Collaborations between competitors could inadvertently lead to antitrust violations.
In a world increasingly focused on sustainability and corporate responsibility, Environmental, Social, and Governance (ESG) issues have taken center stage. However, recent developments suggest antitrust regulators are closely monitoring industry-wide collaborations on ESG initiatives.
The Rising Importance of ESG
ESG factors have become a significant consideration for businesses worldwide. They encompass a broad range of issues, from environmental impact and climate change policies to social responsibility and employee engagement, to governance practices like board diversity and executive compensation. As companies strive to improve their ESG performance, many have turned to industry collaborations as a way to develop best practices and common standards.
The Antitrust Concern
While these collaborations can drive positive change, they also raise potential antitrust concerns. Collaborations between competitors to set common standards or practices could potentially be seen as anti-competitive behavior. Antitrust attorneys are now warning that regulators are paying close attention to these industry-wide ESG collaborations.

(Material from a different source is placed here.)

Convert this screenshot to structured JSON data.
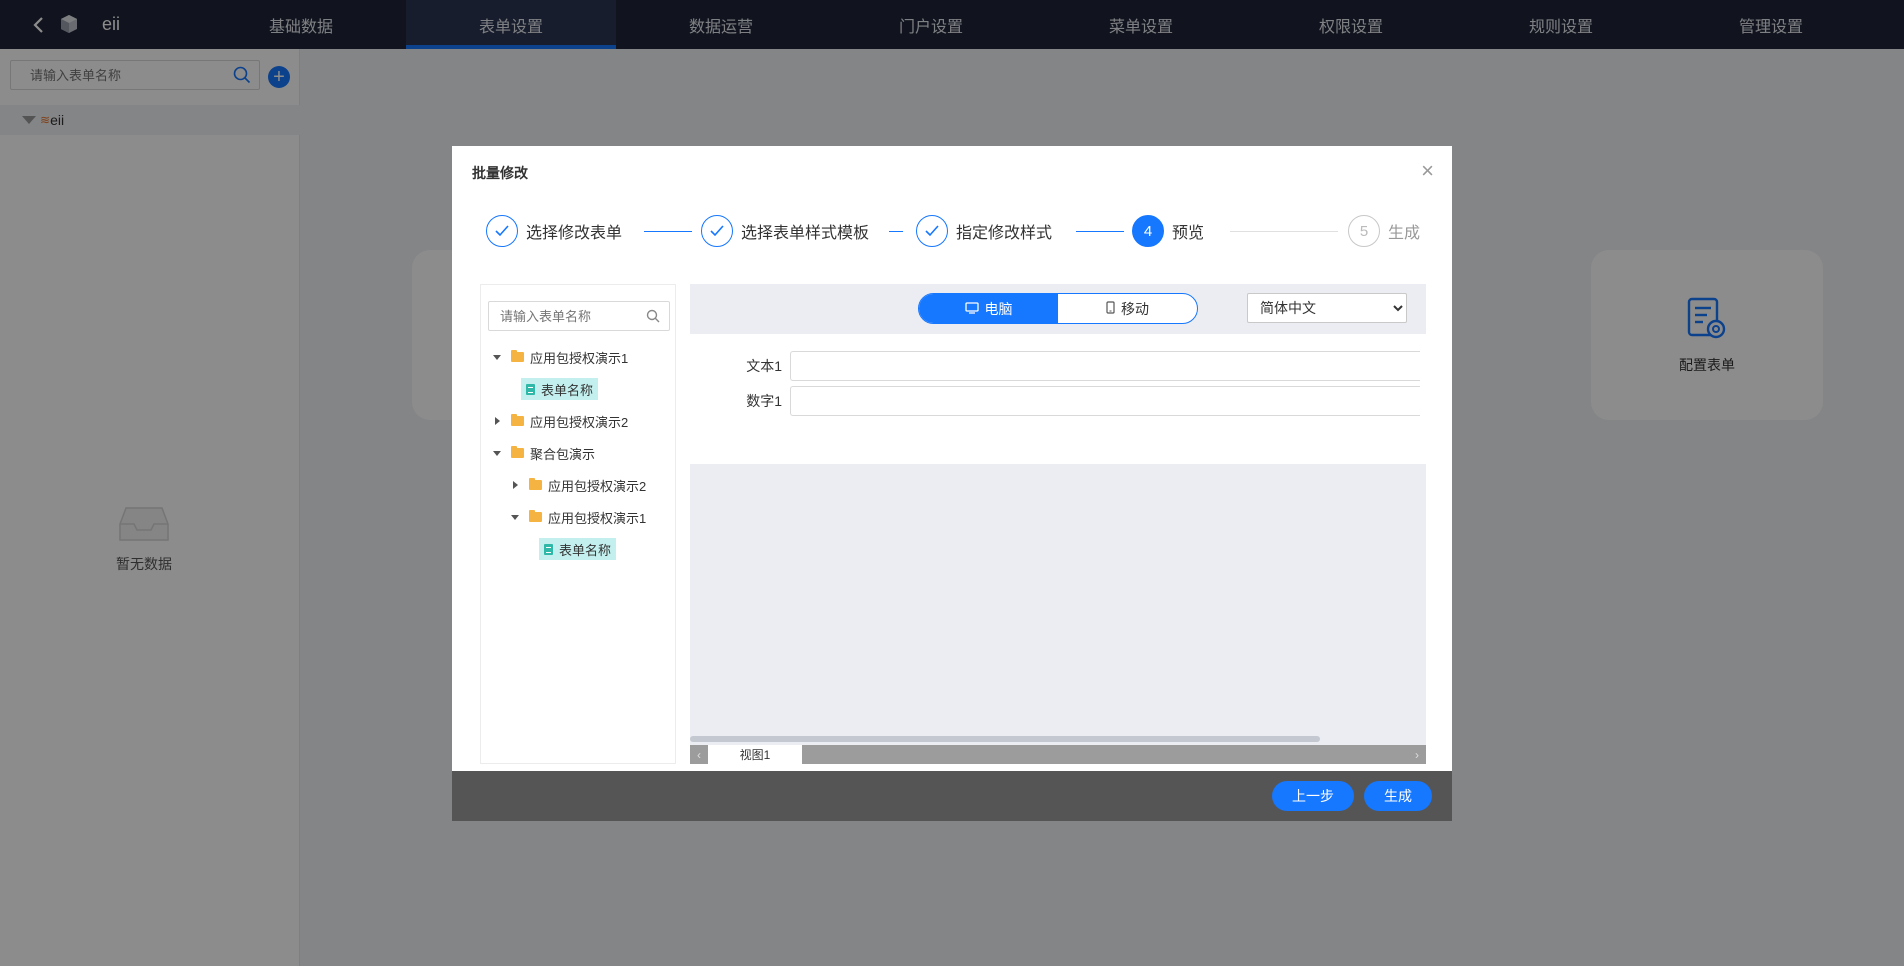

There is a concern that seemingly innocuous collaborations could inadvertently lead to antitrust violations.
Navigating the Regulatory Landscape
In light of this increased scrutiny, companies need to be cautious when participating in ESG collaborations. Stinson LLP Partner Jeetander Dulani provides some guidance for companies navigating this complex regulatory landscape.
Dulani suggests that companies should ensure that any ESG collaboration meetings with competitors are well-structured and documented. “Ideally, the meetings should include an antitrust compliance statement and be held with an antitrust lawyer present,” he said.
Furthermore, he emphasizes the importance of each company making a unilateral decision on whether to adopt any ESG policies or practices developed by the industry group. “Collaborations should avoid mandatory terms, with each participant allowed to make independent decisions on whether to adopt policies, benchmarks or other practices.” Dulani’s practice includes competition disputes, class actions, mergers and acquisitions, government investigations and other complex litigation.
The previously rescinded health care guidelines established a safe area for collaborations between competitors with market shares under 20%. The updated merger guidelines, however, do not define such a safe area, instead indicating that a company holding a 30% market share is considered dominant. This criterion encompasses a significant number of major companies.
“So now—if companies want to create new ESG standards, goals, or benchmarks—there is not any guidance on how to do that safely. And if competitors wanted to collaborate directly, the 20% market share safe harbor seems to no longer be valid because the policy articulating the principle has been withdrawn,” he added.
The Broader Implications
The intersection of ESG and antitrust law has broader implications for corporate governance. As boards continue to evaluate how ESG considerations factor into corporate operations, some lawmakers and regulators have raised potential antitrust concerns about coordinated efforts.
While the drive towards better ESG practices is commendable, companies must be mindful of potential antitrust implications. As regulators increase their scrutiny, it becomes even more important for companies to ensure they are in compliance with all relevant laws and regulations.